How can I view the future in such a way, you might ask? All you see on the horizon is despair, disaster, lost hope. It certainly doesn’t look like roses out there. Well, it’s quite simple: all of this is unnatural. It is artificial, and artificial things simply cannot exist forever, or even persist for long periods without being refreshed and reinvigorated. So ultimately, this bubble of chaos and control we find ourselves in simply cannot persist, and will never be more than temporary. The infinite dystopia simply cannot exist. That is not to say things cannot get quite bad, but ultimately every system of control carries within itself the seeds of its own destruction. That’s why the manipulation always requires a new idea to keep it going.

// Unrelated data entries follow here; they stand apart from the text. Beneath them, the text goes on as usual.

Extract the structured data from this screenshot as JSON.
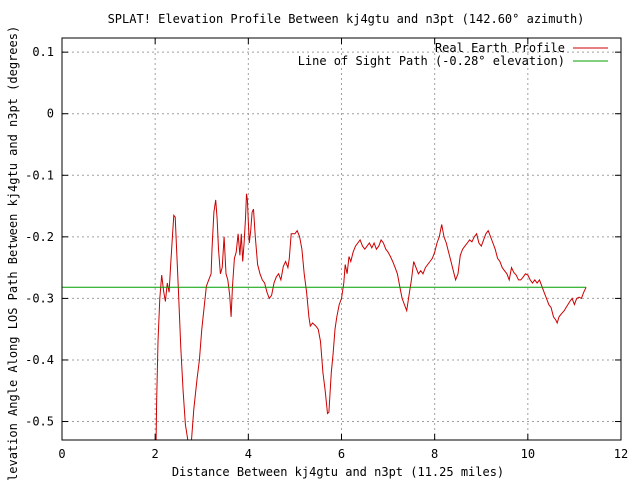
{
  "chart_data": {
    "type": "line",
    "title": "SPLAT! Elevation Profile Between kj4gtu and n3pt (142.60° azimuth)",
    "xlabel": "Distance Between kj4gtu and n3pt (11.25 miles)",
    "ylabel": "Elevation Angle Along LOS Path Between kj4gtu and n3pt (degrees)",
    "xlim": [
      0,
      12
    ],
    "ylim": [
      -0.53,
      0.123
    ],
    "x_ticks": [
      0,
      2,
      4,
      6,
      8,
      10,
      12
    ],
    "y_ticks": [
      0.1,
      0,
      -0.1,
      -0.2,
      -0.3,
      -0.4,
      -0.5
    ],
    "y_tick_labels": [
      "0.1",
      "0",
      "-0.1",
      "-0.2",
      "-0.3",
      "-0.4",
      "-0.5"
    ],
    "grid": true,
    "legend_position": "top-right",
    "series": [
      {
        "name": "Real Earth Profile",
        "color": "#cc0000",
        "points": [
          [
            2.02,
            -0.53
          ],
          [
            2.03,
            -0.47
          ],
          [
            2.06,
            -0.37
          ],
          [
            2.1,
            -0.3
          ],
          [
            2.14,
            -0.262
          ],
          [
            2.18,
            -0.288
          ],
          [
            2.22,
            -0.305
          ],
          [
            2.26,
            -0.275
          ],
          [
            2.3,
            -0.29
          ],
          [
            2.33,
            -0.25
          ],
          [
            2.37,
            -0.2
          ],
          [
            2.4,
            -0.165
          ],
          [
            2.43,
            -0.168
          ],
          [
            2.46,
            -0.22
          ],
          [
            2.5,
            -0.29
          ],
          [
            2.55,
            -0.38
          ],
          [
            2.6,
            -0.45
          ],
          [
            2.65,
            -0.505
          ],
          [
            2.7,
            -0.53
          ],
          [
            2.78,
            -0.53
          ],
          [
            2.83,
            -0.48
          ],
          [
            2.9,
            -0.43
          ],
          [
            2.95,
            -0.4
          ],
          [
            3.0,
            -0.35
          ],
          [
            3.05,
            -0.315
          ],
          [
            3.1,
            -0.28
          ],
          [
            3.15,
            -0.27
          ],
          [
            3.2,
            -0.26
          ],
          [
            3.22,
            -0.22
          ],
          [
            3.26,
            -0.16
          ],
          [
            3.3,
            -0.14
          ],
          [
            3.33,
            -0.17
          ],
          [
            3.36,
            -0.22
          ],
          [
            3.4,
            -0.26
          ],
          [
            3.44,
            -0.25
          ],
          [
            3.48,
            -0.2
          ],
          [
            3.52,
            -0.26
          ],
          [
            3.56,
            -0.27
          ],
          [
            3.6,
            -0.295
          ],
          [
            3.63,
            -0.33
          ],
          [
            3.66,
            -0.28
          ],
          [
            3.7,
            -0.235
          ],
          [
            3.74,
            -0.225
          ],
          [
            3.78,
            -0.195
          ],
          [
            3.82,
            -0.23
          ],
          [
            3.85,
            -0.195
          ],
          [
            3.88,
            -0.24
          ],
          [
            3.91,
            -0.21
          ],
          [
            3.94,
            -0.17
          ],
          [
            3.96,
            -0.13
          ],
          [
            3.98,
            -0.14
          ],
          [
            4.0,
            -0.175
          ],
          [
            4.02,
            -0.21
          ],
          [
            4.05,
            -0.19
          ],
          [
            4.08,
            -0.16
          ],
          [
            4.11,
            -0.155
          ],
          [
            4.15,
            -0.2
          ],
          [
            4.2,
            -0.245
          ],
          [
            4.25,
            -0.26
          ],
          [
            4.3,
            -0.27
          ],
          [
            4.35,
            -0.275
          ],
          [
            4.4,
            -0.29
          ],
          [
            4.45,
            -0.3
          ],
          [
            4.5,
            -0.295
          ],
          [
            4.55,
            -0.275
          ],
          [
            4.6,
            -0.265
          ],
          [
            4.65,
            -0.26
          ],
          [
            4.7,
            -0.27
          ],
          [
            4.75,
            -0.248
          ],
          [
            4.8,
            -0.24
          ],
          [
            4.85,
            -0.25
          ],
          [
            4.88,
            -0.235
          ],
          [
            4.92,
            -0.195
          ],
          [
            5.0,
            -0.195
          ],
          [
            5.05,
            -0.19
          ],
          [
            5.1,
            -0.2
          ],
          [
            5.15,
            -0.22
          ],
          [
            5.2,
            -0.26
          ],
          [
            5.25,
            -0.29
          ],
          [
            5.3,
            -0.33
          ],
          [
            5.33,
            -0.345
          ],
          [
            5.38,
            -0.34
          ],
          [
            5.45,
            -0.345
          ],
          [
            5.5,
            -0.35
          ],
          [
            5.55,
            -0.37
          ],
          [
            5.6,
            -0.42
          ],
          [
            5.65,
            -0.45
          ],
          [
            5.7,
            -0.487
          ],
          [
            5.73,
            -0.485
          ],
          [
            5.78,
            -0.42
          ],
          [
            5.82,
            -0.39
          ],
          [
            5.86,
            -0.35
          ],
          [
            5.9,
            -0.33
          ],
          [
            5.95,
            -0.31
          ],
          [
            6.0,
            -0.3
          ],
          [
            6.05,
            -0.275
          ],
          [
            6.08,
            -0.245
          ],
          [
            6.12,
            -0.26
          ],
          [
            6.16,
            -0.232
          ],
          [
            6.2,
            -0.24
          ],
          [
            6.25,
            -0.225
          ],
          [
            6.3,
            -0.215
          ],
          [
            6.35,
            -0.21
          ],
          [
            6.4,
            -0.205
          ],
          [
            6.45,
            -0.215
          ],
          [
            6.5,
            -0.22
          ],
          [
            6.55,
            -0.215
          ],
          [
            6.6,
            -0.21
          ],
          [
            6.65,
            -0.218
          ],
          [
            6.7,
            -0.21
          ],
          [
            6.75,
            -0.22
          ],
          [
            6.8,
            -0.215
          ],
          [
            6.85,
            -0.205
          ],
          [
            6.9,
            -0.21
          ],
          [
            6.95,
            -0.22
          ],
          [
            7.0,
            -0.225
          ],
          [
            7.05,
            -0.232
          ],
          [
            7.1,
            -0.24
          ],
          [
            7.15,
            -0.25
          ],
          [
            7.2,
            -0.26
          ],
          [
            7.25,
            -0.28
          ],
          [
            7.3,
            -0.3
          ],
          [
            7.35,
            -0.31
          ],
          [
            7.4,
            -0.32
          ],
          [
            7.45,
            -0.295
          ],
          [
            7.5,
            -0.27
          ],
          [
            7.55,
            -0.24
          ],
          [
            7.6,
            -0.25
          ],
          [
            7.65,
            -0.26
          ],
          [
            7.7,
            -0.255
          ],
          [
            7.75,
            -0.26
          ],
          [
            7.8,
            -0.25
          ],
          [
            7.85,
            -0.245
          ],
          [
            7.9,
            -0.24
          ],
          [
            7.95,
            -0.235
          ],
          [
            8.0,
            -0.225
          ],
          [
            8.05,
            -0.21
          ],
          [
            8.1,
            -0.2
          ],
          [
            8.15,
            -0.18
          ],
          [
            8.2,
            -0.2
          ],
          [
            8.25,
            -0.21
          ],
          [
            8.3,
            -0.225
          ],
          [
            8.35,
            -0.24
          ],
          [
            8.4,
            -0.255
          ],
          [
            8.45,
            -0.27
          ],
          [
            8.5,
            -0.26
          ],
          [
            8.55,
            -0.23
          ],
          [
            8.6,
            -0.22
          ],
          [
            8.65,
            -0.215
          ],
          [
            8.7,
            -0.21
          ],
          [
            8.75,
            -0.205
          ],
          [
            8.8,
            -0.208
          ],
          [
            8.85,
            -0.2
          ],
          [
            8.9,
            -0.195
          ],
          [
            8.95,
            -0.21
          ],
          [
            9.0,
            -0.215
          ],
          [
            9.05,
            -0.205
          ],
          [
            9.1,
            -0.195
          ],
          [
            9.15,
            -0.19
          ],
          [
            9.2,
            -0.2
          ],
          [
            9.25,
            -0.21
          ],
          [
            9.3,
            -0.22
          ],
          [
            9.35,
            -0.235
          ],
          [
            9.4,
            -0.24
          ],
          [
            9.45,
            -0.25
          ],
          [
            9.5,
            -0.255
          ],
          [
            9.55,
            -0.26
          ],
          [
            9.6,
            -0.27
          ],
          [
            9.65,
            -0.25
          ],
          [
            9.7,
            -0.258
          ],
          [
            9.75,
            -0.262
          ],
          [
            9.8,
            -0.27
          ],
          [
            9.85,
            -0.27
          ],
          [
            9.9,
            -0.265
          ],
          [
            9.95,
            -0.26
          ],
          [
            10.0,
            -0.262
          ],
          [
            10.05,
            -0.27
          ],
          [
            10.1,
            -0.275
          ],
          [
            10.15,
            -0.27
          ],
          [
            10.2,
            -0.275
          ],
          [
            10.25,
            -0.27
          ],
          [
            10.3,
            -0.28
          ],
          [
            10.35,
            -0.29
          ],
          [
            10.4,
            -0.3
          ],
          [
            10.45,
            -0.31
          ],
          [
            10.5,
            -0.315
          ],
          [
            10.55,
            -0.33
          ],
          [
            10.6,
            -0.335
          ],
          [
            10.63,
            -0.34
          ],
          [
            10.67,
            -0.33
          ],
          [
            10.72,
            -0.325
          ],
          [
            10.78,
            -0.32
          ],
          [
            10.82,
            -0.315
          ],
          [
            10.86,
            -0.31
          ],
          [
            10.9,
            -0.305
          ],
          [
            10.95,
            -0.3
          ],
          [
            11.0,
            -0.31
          ],
          [
            11.05,
            -0.3
          ],
          [
            11.1,
            -0.298
          ],
          [
            11.15,
            -0.3
          ],
          [
            11.2,
            -0.29
          ],
          [
            11.25,
            -0.282
          ]
        ]
      },
      {
        "name": "Line of Sight Path (-0.28° elevation)",
        "color": "#00a000",
        "points": [
          [
            0,
            -0.282
          ],
          [
            11.25,
            -0.282
          ]
        ]
      }
    ]
  }
}
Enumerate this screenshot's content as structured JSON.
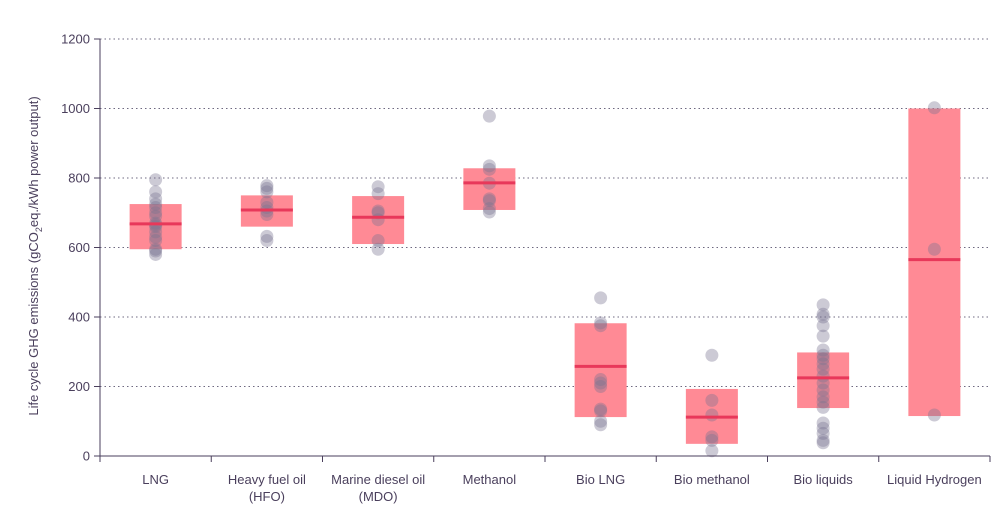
{
  "chart_data": {
    "type": "box-scatter",
    "ylabel_parts": [
      "Life cycle GHG emissions (gCO",
      "2",
      "eq./kWh power output)"
    ],
    "ylim": [
      0,
      1200
    ],
    "yticks": [
      "0",
      "200",
      "400",
      "600",
      "800",
      "1000",
      "1200"
    ],
    "grid": "horizontal dotted",
    "categories": [
      {
        "label_lines": [
          "LNG"
        ],
        "range": [
          595,
          725
        ],
        "median": 668,
        "points": [
          580,
          590,
          595,
          620,
          630,
          645,
          660,
          665,
          670,
          690,
          700,
          715,
          725,
          740,
          760,
          795
        ]
      },
      {
        "label_lines": [
          "Heavy fuel oil",
          "(HFO)"
        ],
        "range": [
          660,
          750
        ],
        "median": 708,
        "points": [
          620,
          632,
          695,
          705,
          715,
          730,
          760,
          770,
          778
        ]
      },
      {
        "label_lines": [
          "Marine diesel oil",
          "(MDO)"
        ],
        "range": [
          610,
          748
        ],
        "median": 687,
        "points": [
          595,
          620,
          680,
          700,
          705,
          755,
          775
        ]
      },
      {
        "label_lines": [
          "Methanol"
        ],
        "range": [
          708,
          828
        ],
        "median": 786,
        "points": [
          702,
          712,
          735,
          740,
          785,
          825,
          835,
          978
        ]
      },
      {
        "label_lines": [
          "Bio LNG"
        ],
        "range": [
          112,
          382
        ],
        "median": 258,
        "points": [
          90,
          100,
          130,
          135,
          200,
          210,
          220,
          375,
          383,
          455
        ]
      },
      {
        "label_lines": [
          "Bio methanol"
        ],
        "range": [
          35,
          193
        ],
        "median": 112,
        "points": [
          15,
          45,
          55,
          118,
          160,
          290
        ]
      },
      {
        "label_lines": [
          "Bio liquids"
        ],
        "range": [
          138,
          298
        ],
        "median": 225,
        "points": [
          38,
          45,
          65,
          80,
          95,
          140,
          155,
          170,
          190,
          210,
          230,
          250,
          265,
          280,
          290,
          305,
          345,
          375,
          400,
          408,
          435
        ]
      },
      {
        "label_lines": [
          "Liquid  Hydrogen"
        ],
        "range": [
          115,
          1000
        ],
        "median": 565,
        "points": [
          118,
          595,
          1002
        ]
      }
    ],
    "colors": {
      "box": "#ff8a95",
      "median": "#e8385a",
      "point": "#7a7390",
      "grid": "#6e6880",
      "text": "#4a3f5c"
    }
  }
}
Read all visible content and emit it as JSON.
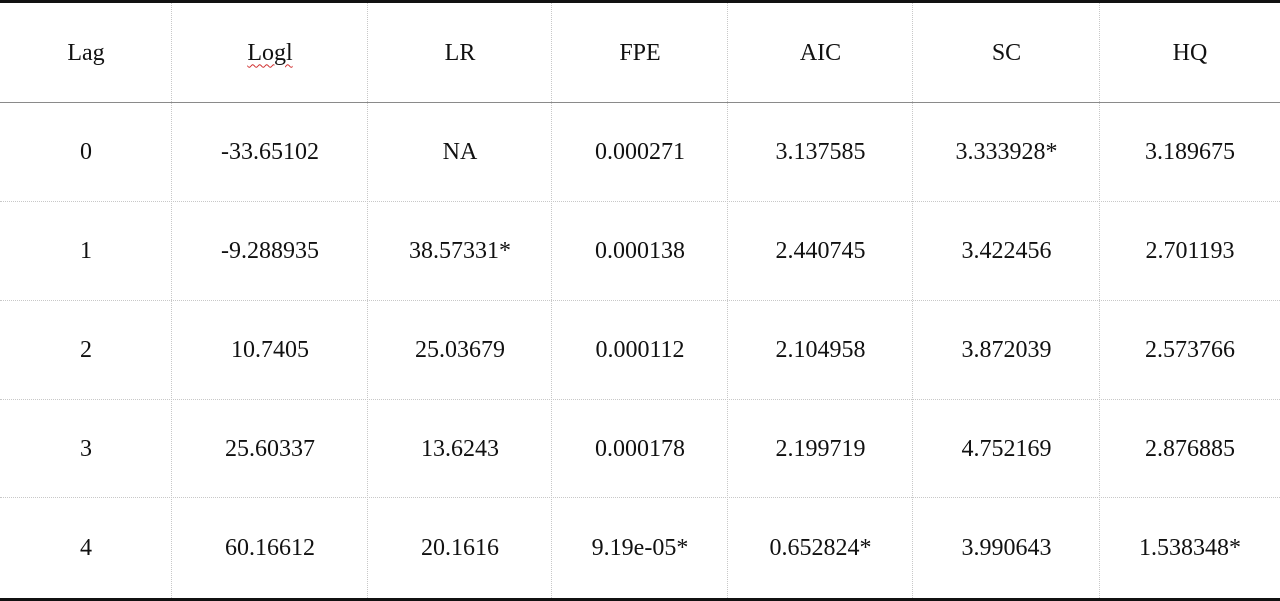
{
  "table": {
    "header": [
      "Lag",
      "Logl",
      "LR",
      "FPE",
      "AIC",
      "SC",
      "HQ"
    ],
    "rows": [
      [
        "0",
        "-33.65102",
        "NA",
        "0.000271",
        "3.137585",
        "3.333928*",
        "3.189675"
      ],
      [
        "1",
        "-9.288935",
        "38.57331*",
        "0.000138",
        "2.440745",
        "3.422456",
        "2.701193"
      ],
      [
        "2",
        "10.7405",
        "25.03679",
        "0.000112",
        "2.104958",
        "3.872039",
        "2.573766"
      ],
      [
        "3",
        "25.60337",
        "13.6243",
        "0.000178",
        "2.199719",
        "4.752169",
        "2.876885"
      ],
      [
        "4",
        "60.16612",
        "20.1616",
        "9.19e-05*",
        "0.652824*",
        "3.990643",
        "1.538348*"
      ]
    ]
  }
}
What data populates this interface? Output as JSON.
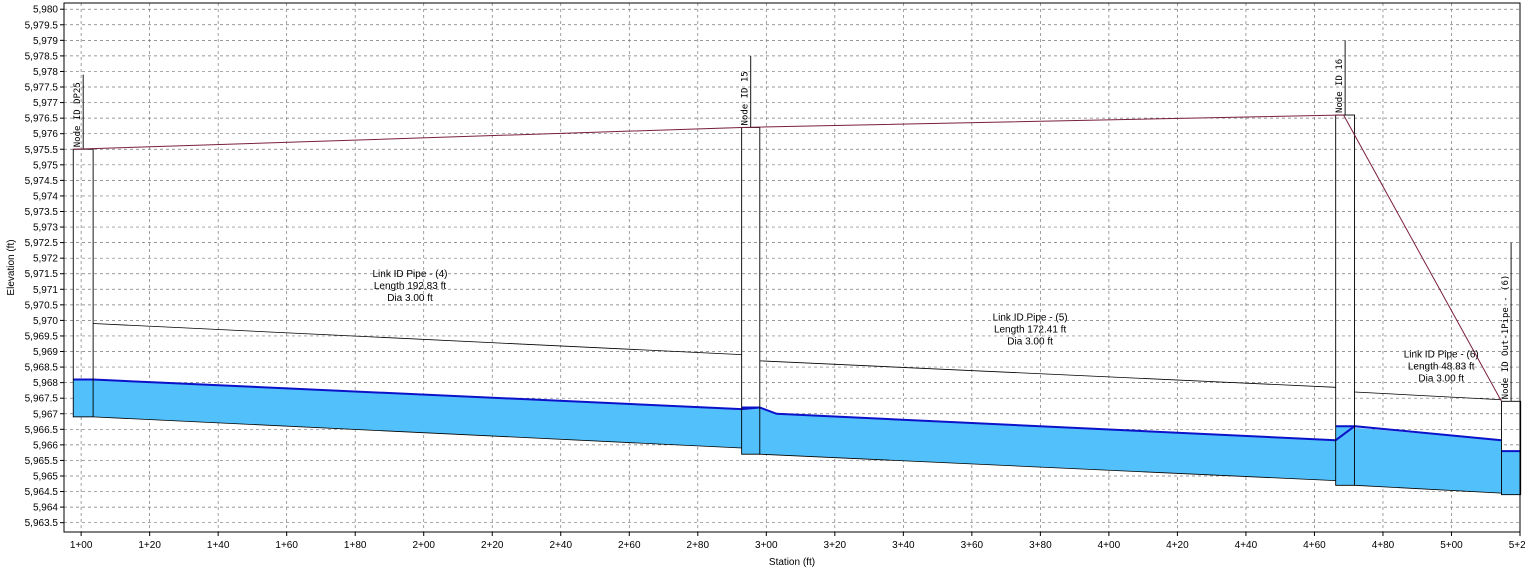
{
  "chart_data": {
    "type": "profile",
    "xlabel": "Station (ft)",
    "ylabel": "Elevation (ft)",
    "xlim": [
      95,
      520
    ],
    "ylim": [
      5963.2,
      5980.2
    ],
    "x_tick_labels": [
      "1+00",
      "1+20",
      "1+40",
      "1+60",
      "1+80",
      "2+00",
      "2+20",
      "2+40",
      "2+60",
      "2+80",
      "3+00",
      "3+20",
      "3+40",
      "3+60",
      "3+80",
      "4+00",
      "4+20",
      "4+40",
      "4+60",
      "4+80",
      "5+00",
      "5+20"
    ],
    "x_tick_values": [
      100,
      120,
      140,
      160,
      180,
      200,
      220,
      240,
      260,
      280,
      300,
      320,
      340,
      360,
      380,
      400,
      420,
      440,
      460,
      480,
      500,
      520
    ],
    "y_tick_labels": [
      "5,963.5",
      "5,964",
      "5,964.5",
      "5,965",
      "5,965.5",
      "5,966",
      "5,966.5",
      "5,967",
      "5,967.5",
      "5,968",
      "5,968.5",
      "5,969",
      "5,969.5",
      "5,970",
      "5,970.5",
      "5,971",
      "5,971.5",
      "5,972",
      "5,972.5",
      "5,973",
      "5,973.5",
      "5,974",
      "5,974.5",
      "5,975",
      "5,975.5",
      "5,976",
      "5,976.5",
      "5,977",
      "5,977.5",
      "5,978",
      "5,978.5",
      "5,979",
      "5,979.5",
      "5,980"
    ],
    "y_tick_values": [
      5963.5,
      5964,
      5964.5,
      5965,
      5965.5,
      5966,
      5966.5,
      5967,
      5967.5,
      5968,
      5968.5,
      5969,
      5969.5,
      5970,
      5970.5,
      5971,
      5971.5,
      5972,
      5972.5,
      5973,
      5973.5,
      5974,
      5974.5,
      5975,
      5975.5,
      5976,
      5976.5,
      5977,
      5977.5,
      5978,
      5978.5,
      5979,
      5979.5,
      5980
    ],
    "grid": true,
    "nodes": [
      {
        "label": "Node ID DP25",
        "x0": 97.7,
        "x1": 103.5,
        "invert": 5966.9,
        "rim": 5975.5,
        "hgl": 5968.1,
        "stem_top": 5977.9
      },
      {
        "label": "Node ID 15",
        "x0": 292.8,
        "x1": 298.1,
        "invert": 5965.7,
        "rim": 5976.2,
        "hgl": 5967.2,
        "stem_top": 5978.5
      },
      {
        "label": "Node ID 16",
        "x0": 466.2,
        "x1": 471.7,
        "invert": 5964.7,
        "rim": 5976.6,
        "hgl": 5966.6,
        "stem_top": 5979.0
      },
      {
        "label": "Node ID Out-1Pipe - (6)",
        "x0": 514.6,
        "x1": 520.2,
        "invert": 5964.4,
        "rim": 5967.4,
        "hgl": 5965.8,
        "stem_top": 5972.5
      }
    ],
    "links": [
      {
        "name": "Link ID Pipe - (4)",
        "length": "Length 192.83 ft",
        "dia": "Dia 3.00 ft",
        "x_start": 103.5,
        "x_end": 292.8,
        "inv_start": 5966.9,
        "inv_end": 5965.9,
        "crown_start": 5969.9,
        "crown_end": 5968.9,
        "hgl_start": 5968.1,
        "hgl_end": 5967.15,
        "label_x": 196,
        "label_y": 5971.4
      },
      {
        "name": "Link ID Pipe - (5)",
        "length": "Length 172.41 ft",
        "dia": "Dia 3.00 ft",
        "x_start": 298.1,
        "x_end": 466.2,
        "inv_start": 5965.7,
        "inv_end": 5964.85,
        "crown_start": 5968.7,
        "crown_end": 5967.85,
        "hgl_start": 5967.2,
        "hgl_end": 5966.15,
        "label_x": 377,
        "label_y": 5970.0
      },
      {
        "name": "Link ID Pipe - (6)",
        "length": "Length 48.83 ft",
        "dia": "Dia 3.00 ft",
        "x_start": 471.7,
        "x_end": 514.6,
        "inv_start": 5964.7,
        "inv_end": 5964.45,
        "crown_start": 5967.7,
        "crown_end": 5967.45,
        "hgl_start": 5966.55,
        "hgl_end": 5966.15,
        "label_x": 497,
        "label_y": 5968.8
      }
    ],
    "hgl_profile": [
      [
        103.5,
        5968.1
      ],
      [
        292.8,
        5967.15
      ],
      [
        298.1,
        5967.2
      ],
      [
        303,
        5967.0
      ],
      [
        466.2,
        5966.15
      ],
      [
        471.7,
        5966.6
      ],
      [
        514.6,
        5966.15
      ]
    ],
    "egl_profile": [
      [
        97.7,
        5975.5
      ],
      [
        292.8,
        5976.2
      ],
      [
        468.5,
        5976.6
      ],
      [
        514.6,
        5967.4
      ]
    ],
    "colors": {
      "water": "#52c0fb",
      "hgl": "#0c12c9",
      "egl": "#7a1f3d",
      "pipe": "#000000",
      "grid": "#777777"
    }
  }
}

What is natural requires no effort. A river requires no effort to flow, an eclipse doesn’t need to strive to succeed. The river flows until it doesn’t, the eclipse occurs until it’s gone. So much of what we are causing to occur simply wouldn’t happen without the effort put forth to make it happen.

Some days, the flower is further away. Other days, it draws closer. But it remains forever out there, awaiting our approach. And we can go there as soon as we decide as a whole that we wish to be there. It could happen today. It could have happened already. We decided we didn’t want it. Many likely didn’t realize they had.

The spiritual tone put forth by us tends to persist and create more of itself. See everything as bleak and gloomy? Perhaps you want that, perhaps you’ll get more. A drive into disaster tends to gather momentum. And apathy simply means those more involved will push you down the hill if you refuse to slide.

Yet that flower remains out there. Would you like it to be here, in the now? Then perhaps we need to start trying to get it there. No one needs to stand up and make some drastic change, rather everyone must experience a shift in their thought. Even a few scant years ago, I would have presumed such a shift impossible, a bridging of a spiritual gap in our evolution that seemed poised to devour us. Now, the flower seems closer, brighter and more real than ever. And it will continue to draw closer, the more people that see it.

Humans aren’t doomed to remain like this, but we need to live through being like this. We can do it. We must believe, and we must do as though we truly believe.